Los cristianos somos marianos, pues en el momento secreto de la historia en el que María fue concebida sin pecado original, es un momento maravilloso, único en la historia de la humanidad, pues era el modo con el que Dios preparaba el cumplimiento de sus promesas hechas a Israel por medio de sus profetas. Recordemos que el plan salvífico en la mente de Dios se remonta en la eternidad de su ser.

Del renuevo que brotará del tronco de Jesé, un vástago que florecerá de su raíz. Recordemos que Jesé fue el papá de David, el segundo rey en Israel, el cual se convirtió en un rey icónico, figura del futuro Mesías. Era una profecía sobre Jesús, descendiente de David, gracias a José, que fungió como padre de Jesús, pues en Israel era el padre quien señalaba la ascendencia de cada niño. (Is 11,1)

El espíritu del Señor se posará sobre aquel niño. Fijémonos que “espíritu” fue escrito con minúscula, pues todavía no había sido revelado el misterio de la Santísima Trinidad, pero es también una profecía sobre el Espíritu Santo que ungiría al descendiente anunciado con sus dones: sabiduría, inteligencia, consejo, fortaleza, piedad y temor de Dios, a los que la Iglesia ha añadido la ciencia, con la cual se completan los siete dones, con su sentido de plenitud. (Is 11,2). El reconocimiento de este don está fundado en los pasajes del Nuevo Testamento donde se afirma que el Espíritu es quien nos enseña todas las cosas (Jn 14, 26; 1 Jn. 2, 27; Lc. 12, 12).

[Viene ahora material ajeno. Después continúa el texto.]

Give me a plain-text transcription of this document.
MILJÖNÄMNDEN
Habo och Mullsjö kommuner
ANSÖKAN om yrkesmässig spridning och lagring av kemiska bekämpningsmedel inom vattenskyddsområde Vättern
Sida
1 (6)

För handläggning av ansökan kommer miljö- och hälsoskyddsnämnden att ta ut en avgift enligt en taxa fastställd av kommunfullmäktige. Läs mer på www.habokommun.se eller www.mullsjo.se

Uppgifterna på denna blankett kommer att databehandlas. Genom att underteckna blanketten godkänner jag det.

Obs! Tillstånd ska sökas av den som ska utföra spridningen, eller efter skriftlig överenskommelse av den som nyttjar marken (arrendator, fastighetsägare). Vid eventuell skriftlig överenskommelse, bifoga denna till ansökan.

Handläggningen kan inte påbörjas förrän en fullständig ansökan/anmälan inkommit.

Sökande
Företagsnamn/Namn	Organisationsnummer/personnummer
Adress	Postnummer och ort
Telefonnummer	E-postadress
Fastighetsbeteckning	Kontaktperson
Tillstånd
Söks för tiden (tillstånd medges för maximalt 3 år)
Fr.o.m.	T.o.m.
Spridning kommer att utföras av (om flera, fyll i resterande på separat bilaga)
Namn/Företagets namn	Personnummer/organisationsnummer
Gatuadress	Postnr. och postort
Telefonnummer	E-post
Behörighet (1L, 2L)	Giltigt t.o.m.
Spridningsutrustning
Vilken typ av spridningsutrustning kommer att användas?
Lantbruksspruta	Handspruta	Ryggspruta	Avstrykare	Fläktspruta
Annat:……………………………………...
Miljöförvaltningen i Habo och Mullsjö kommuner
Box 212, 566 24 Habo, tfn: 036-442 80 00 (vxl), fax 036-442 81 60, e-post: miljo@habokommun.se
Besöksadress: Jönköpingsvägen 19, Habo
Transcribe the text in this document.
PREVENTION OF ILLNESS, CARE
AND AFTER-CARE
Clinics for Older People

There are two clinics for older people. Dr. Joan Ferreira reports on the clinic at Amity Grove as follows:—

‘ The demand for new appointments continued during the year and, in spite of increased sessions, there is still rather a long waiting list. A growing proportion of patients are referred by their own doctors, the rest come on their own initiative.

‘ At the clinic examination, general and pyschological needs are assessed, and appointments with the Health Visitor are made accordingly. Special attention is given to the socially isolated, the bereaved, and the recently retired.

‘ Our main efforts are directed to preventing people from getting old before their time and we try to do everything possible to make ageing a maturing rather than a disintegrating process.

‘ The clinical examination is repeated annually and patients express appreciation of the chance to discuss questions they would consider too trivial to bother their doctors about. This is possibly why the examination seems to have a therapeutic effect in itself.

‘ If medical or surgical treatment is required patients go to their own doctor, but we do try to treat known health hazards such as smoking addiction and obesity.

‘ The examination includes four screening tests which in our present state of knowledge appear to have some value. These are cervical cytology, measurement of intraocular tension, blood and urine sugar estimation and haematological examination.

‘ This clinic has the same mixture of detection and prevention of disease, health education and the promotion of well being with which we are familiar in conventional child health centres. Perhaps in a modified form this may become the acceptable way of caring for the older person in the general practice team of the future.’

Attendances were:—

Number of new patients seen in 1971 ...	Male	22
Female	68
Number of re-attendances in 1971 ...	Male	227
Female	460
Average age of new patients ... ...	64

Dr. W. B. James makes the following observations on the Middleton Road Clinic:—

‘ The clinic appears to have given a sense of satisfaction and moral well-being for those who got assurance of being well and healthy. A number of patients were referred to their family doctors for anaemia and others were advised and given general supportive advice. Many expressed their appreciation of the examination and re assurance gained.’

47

Tengamos en cuenta la justicia con la que este descendiente de David defenderá al desamparado y al pobre, así como el valor con el que reprobará tanto al violento como al impío. Por eso aclamamos nuestra esperanza: “Ven, Señor, rey de justicia y de paz”. (Sal 71).

Se expresa la misión del Mesías diciendo: “Saldrá en defensa de tus pobres y regirá a tu pueblo justamente… Al débil librará del poderoso y ayudará al que se encuentra sin amparo; se apiadará del desvalido y pobre y salvará la vida al desdichado”. (Sal 71,12-14).

Y aunque pasemos por dificultades no nos desesperarnos ante las realidades tristes de las que somos testigos. Dice San Pablo: “Todo lo que en el pasado ha sido escrito en los libros santos, se escribió para instrucción nuestra. A fin de que, por la paciencia y el consuelo que dan las Escrituras, mantengamos la esperanza” (Rom 15, 4).

Y también en este tiempo, aparece San Juan Bautista como “la voz que clama en el desierto”, quien con su predicación nos ayuda a prepararnos para la venida del Señor recordándonos: “Preparen el camino del Señor, enderecen sus senderos” (Mt 3, 3). Su mensaje es muy exigente pues llamaba a todos a reconocer sus pecados y a recibir aquel bautismo de penitencia que anunciaba nuestro Bautismo.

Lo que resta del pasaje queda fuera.